Genomic analyses in BRAFV600 wild-type melanoma have previously identified driver mutations along the mitogen-activated protein kinase (MAPK) and phosphatidylinositol-3-kinase (PI3K)-AKT pathways that can be targeted with small molecule inhibitors. New drugs such as bispecific antibodies and antibody drug conjugates may have significant clinical activity even in rare subtypes of melanoma that are less responsive to ICIs. Historically, molecular-targeted therapies have modest clinical success in treating BRAFV600 wild-type melanoma; nevertheless, they may have a significant clinical role in select, genetically distinct groups of patients. Next-generation immunotherapies or immunomodulators may represent the latest breakthrough in the treatment of melanoma. Additional studies are needed to identify novel drug targets and synergistic drug combinations to expand treatment options and optimize clinical outcomes.
摘要:
免疫检查点抑制剂(ICIs)彻底改变了转移性黑色素瘤患者的治疗模式;然而,对于那些对免疫疗法不耐受或难以治疗的患者,临床上对替代治疗方案的需求仍未得到满足.在这里,我们回顾了靶向治疗BRAFV600野生型黑色素瘤的作用和临床疗效。

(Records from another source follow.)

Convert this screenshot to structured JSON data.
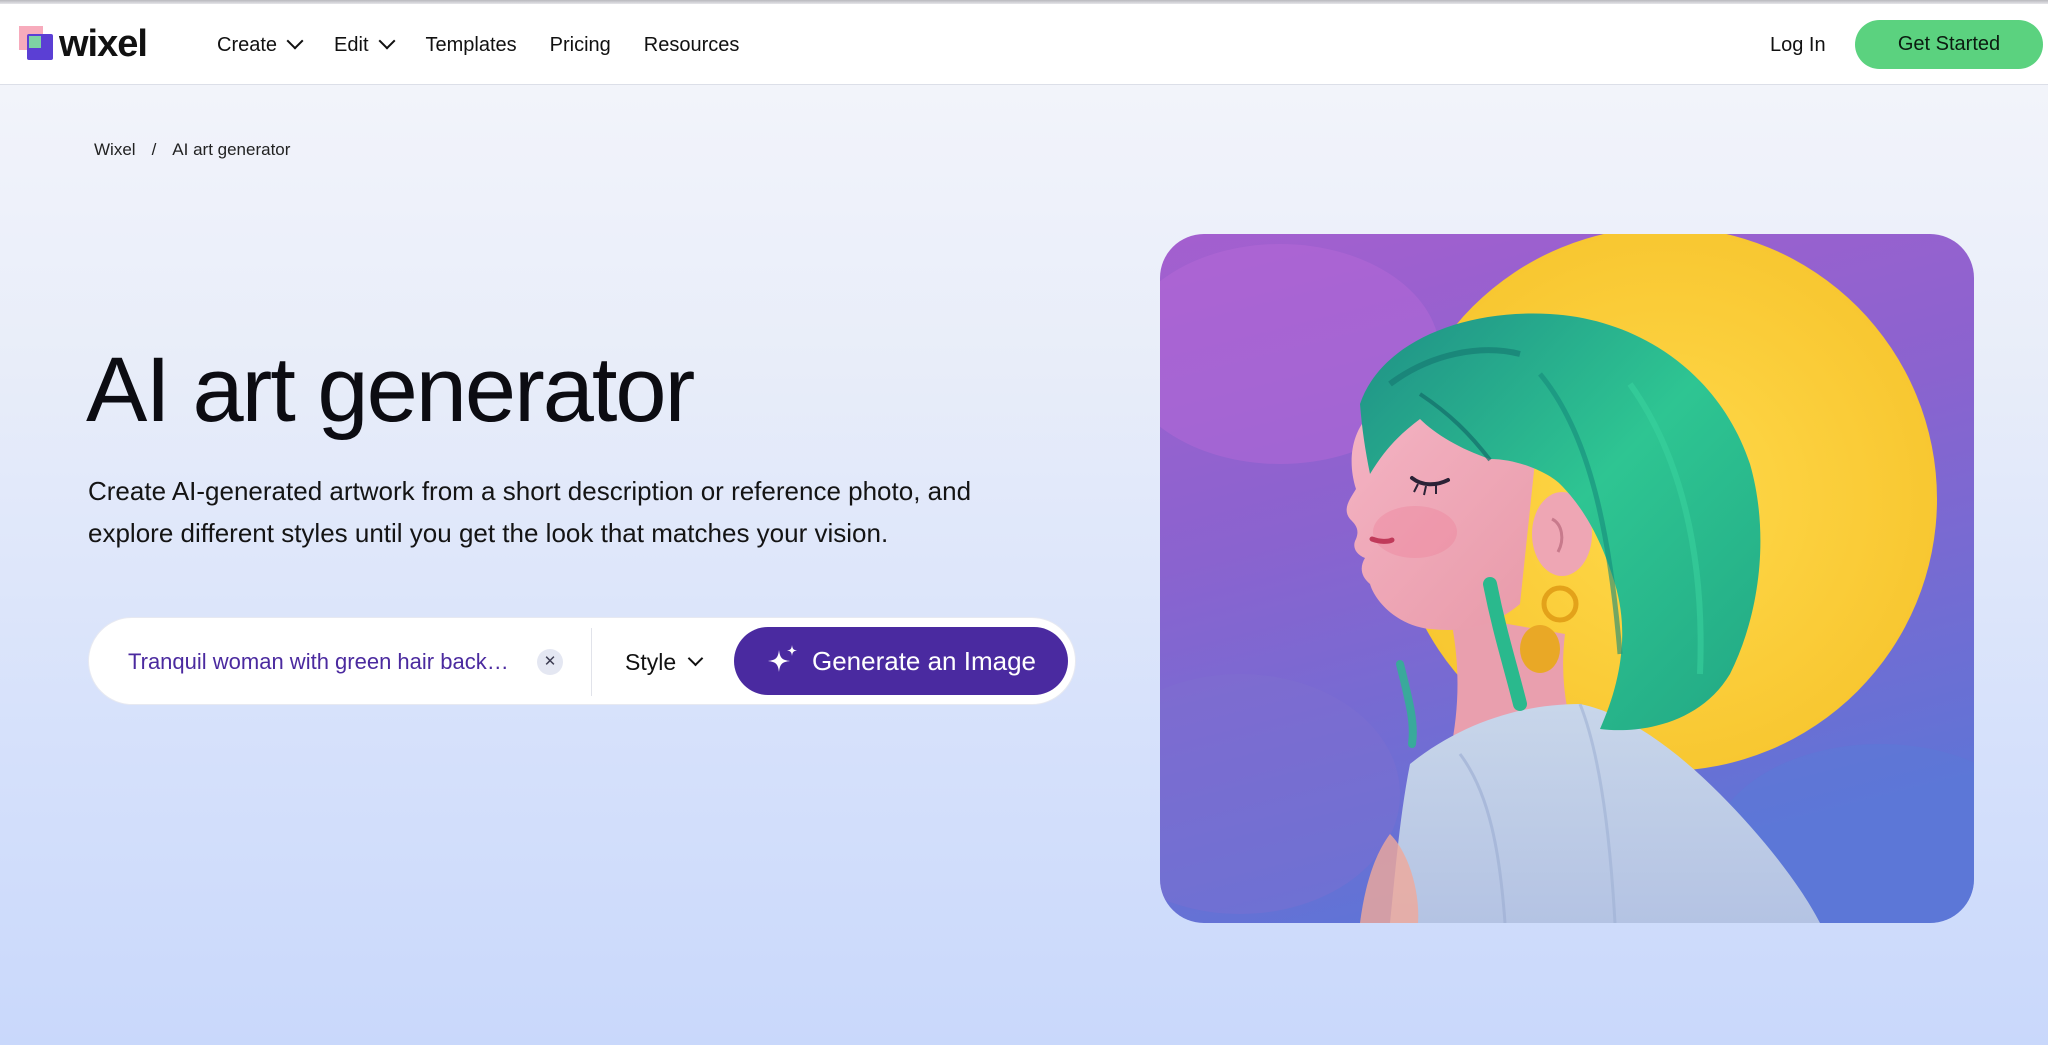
{
  "header": {
    "logo_text": "wixel",
    "nav": [
      {
        "label": "Create",
        "has_dropdown": true
      },
      {
        "label": "Edit",
        "has_dropdown": true
      },
      {
        "label": "Templates",
        "has_dropdown": false
      },
      {
        "label": "Pricing",
        "has_dropdown": false
      },
      {
        "label": "Resources",
        "has_dropdown": false
      }
    ],
    "login_label": "Log In",
    "cta_label": "Get Started"
  },
  "breadcrumb": {
    "home": "Wixel",
    "separator": "/",
    "current": "AI art generator"
  },
  "hero": {
    "title": "AI art generator",
    "subtitle": "Create AI-generated artwork from a short description or reference photo, and explore different styles until you get the look that matches your vision.",
    "prompt": {
      "value": "Tranquil woman with green hair back…",
      "clear_icon": "close-icon"
    },
    "style_label": "Style",
    "generate_label": "Generate an Image",
    "generate_icon": "sparkle-icon",
    "image_subject": "illustration of a woman with green bob hair in profile before a yellow moon"
  },
  "colors": {
    "brand_purple": "#4a2aa0",
    "cta_green": "#5bd27f",
    "prompt_text": "#4b2a9f"
  }
}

在BRAFV600野生型黑色素瘤中进行的基因组分析已经确定了丝裂原活化蛋白激酶(MAPK)和磷脂酰肌醇-3-激酶(PI3K)-AKT途径的驱动突变,这些突变可以被小分子抑制剂靶向。新药如双特异性抗体和抗体药物缀合物甚至在对ICI反应较小的黑色素瘤的罕见亚型中也可能具有显著的临床活性。历史上,分子靶向疗法在治疗BRAFV600野生型黑色素瘤方面取得了适度的临床成功;尽管如此,它们可能在选择中具有重要的临床作用,遗传上不同的患者群体。下一代免疫疗法或免疫调节剂可能代表黑色素瘤治疗的最新突破。需要进一步的研究来确定新的药物靶标和协同药物组合,以扩大治疗选择并优化临床结果。
在BRAFV600野生型黑色素瘤中进行的基因组分析已经确定了丝裂原活化蛋白激酶(MAPK)和磷脂酰肌醇-3-激酶(PI3K)-AKT途径的驱动突变,这些突变可以被小分子抑制剂靶向。新药如双特异性抗体和抗体药物缀合物甚至在对ICI反应较小的黑色素瘤的罕见亚型中也可能具有显著的临床活性。历史上,分子靶向疗法在治疗BRAFV600野生型黑色素瘤方面取得了适度的临床成功;尽管如此,它们可能在选择中具有重要的临床作用,遗传上不同的患者群体。下一代免疫疗法或免疫调节剂可能代表黑色素瘤治疗的最新突破。需要进一步的研究来确定新的药物靶标和协同药物组合,以扩大治疗选择并优化临床结果。